The survey itself, ordered by a court in Varanasi to determine whether the mosque was constructed atop a pre-existing Hindu temple, spanned 100 days and is now finished.
The court in Varanasi is set to consider the ASI's request for another extension today.
The ASI, which was initially supposed to submit its report last Monday, had already been given one 15-day extension on 2 November.
The court was told ASI needed more time to compile the findings of its survey.
The ASI had carried out the 'scientific survey' of the mosque premises, which is located next to the Kashi Vishwanath Temple, to see if the 17th century mosque was built over a Hindu temple.
The survey began after the Allahabad High Court upheld the Varanasi court order on the same and ruled it 'necessary in the interest of justice'. The court said it would benefit both sides.
During an earlier hearing, the mosque management objected to the survey, alleging the ASI was digging in the basement, as well as other places in the complex, without permission and that it was accumulating debris against the structure's western wall, which risked its collapse.
According to the committee, the ASI was not authorised to remove debris or garbage during the survey.
The mosque committee also moved to the Supreme Court against the order of the Allahabad High Court. However, on 4 August, the apex court declined to stay the High Court's order regarding the survey.
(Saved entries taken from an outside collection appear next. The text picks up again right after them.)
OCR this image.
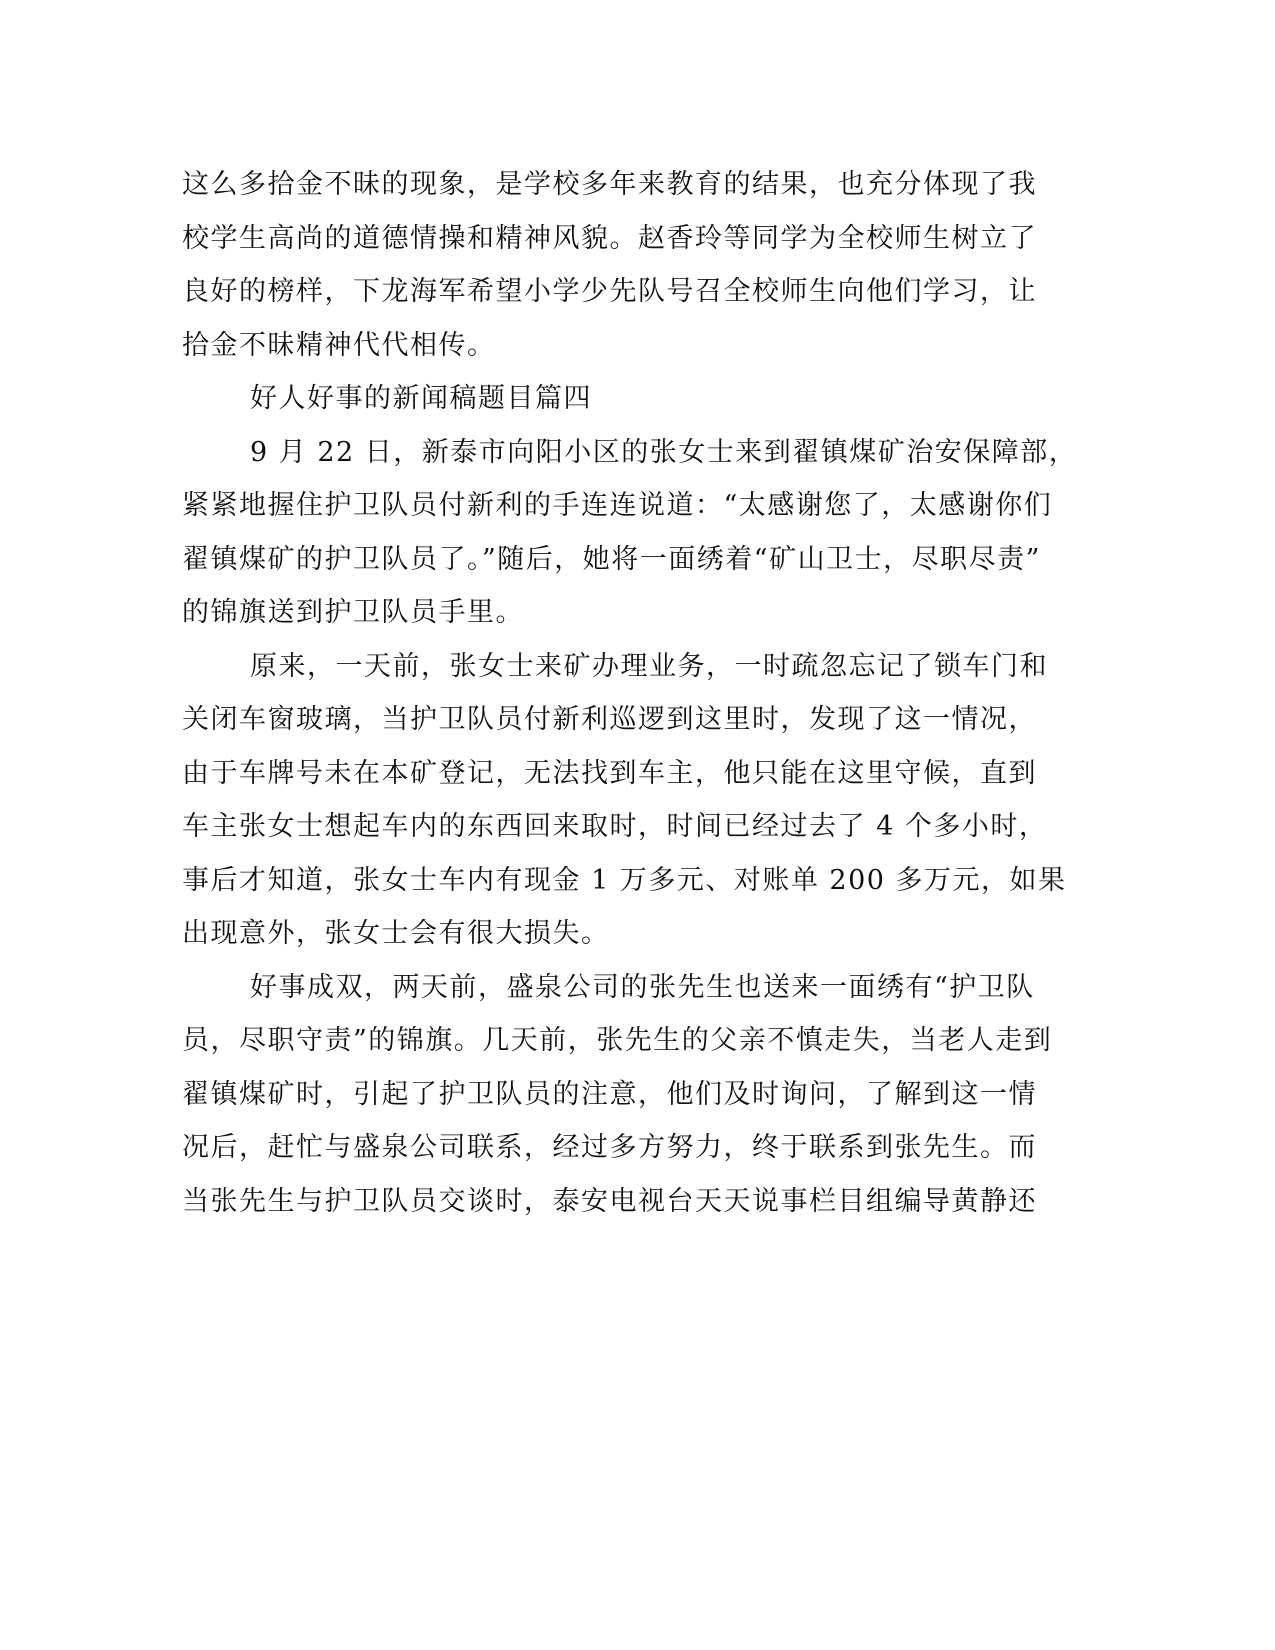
这么多拾金不昧的现象，是学校多年来教育的结果，也充分体现了我
校学生高尚的道德情操和精神风貌。赵香玲等同学为全校师生树立了
良好的榜样，下龙海军希望小学少先队号召全校师生向他们学习，让
拾金不昧精神代代相传。
好人好事的新闻稿题目篇四
9 月 22 日，新泰市向阳小区的张女士来到翟镇煤矿治安保障部，
紧紧地握住护卫队员付新利的手连连说道：“太感谢您了，太感谢你们
翟镇煤矿的护卫队员了。”随后，她将一面绣着“矿山卫士，尽职尽责”
的锦旗送到护卫队员手里。
原来，一天前，张女士来矿办理业务，一时疏忽忘记了锁车门和
关闭车窗玻璃，当护卫队员付新利巡逻到这里时，发现了这一情况，
由于车牌号未在本矿登记，无法找到车主，他只能在这里守候，直到
车主张女士想起车内的东西回来取时，时间已经过去了 4 个多小时，
事后才知道，张女士车内有现金 1 万多元、对账单 200 多万元，如果
出现意外，张女士会有很大损失。
好事成双，两天前，盛泉公司的张先生也送来一面绣有“护卫队
员，尽职守责”的锦旗。几天前，张先生的父亲不慎走失，当老人走到
翟镇煤矿时，引起了护卫队员的注意，他们及时询问，了解到这一情
况后，赶忙与盛泉公司联系，经过多方努力，终于联系到张先生。而
当张先生与护卫队员交谈时，泰安电视台天天说事栏目组编导黄静还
A bench led by Chief Justice DY Chandrachud, however, asked the ASI to refrain from invasive acts during the survey.
This ruled out excavations, which the Varanasi court said could be conducted.
The top court stressed that "non-invasive" methods had to be employed, NDTV reported.
In August 2021, five Hindu women filed a plea for prayers at the Shringar Gauri shrine, which is inside the mosque complex.
Hindu activists assert a temple existed earlier - where the mosque now stands - and was demolished in the 17th century on the order of Aurangzeb.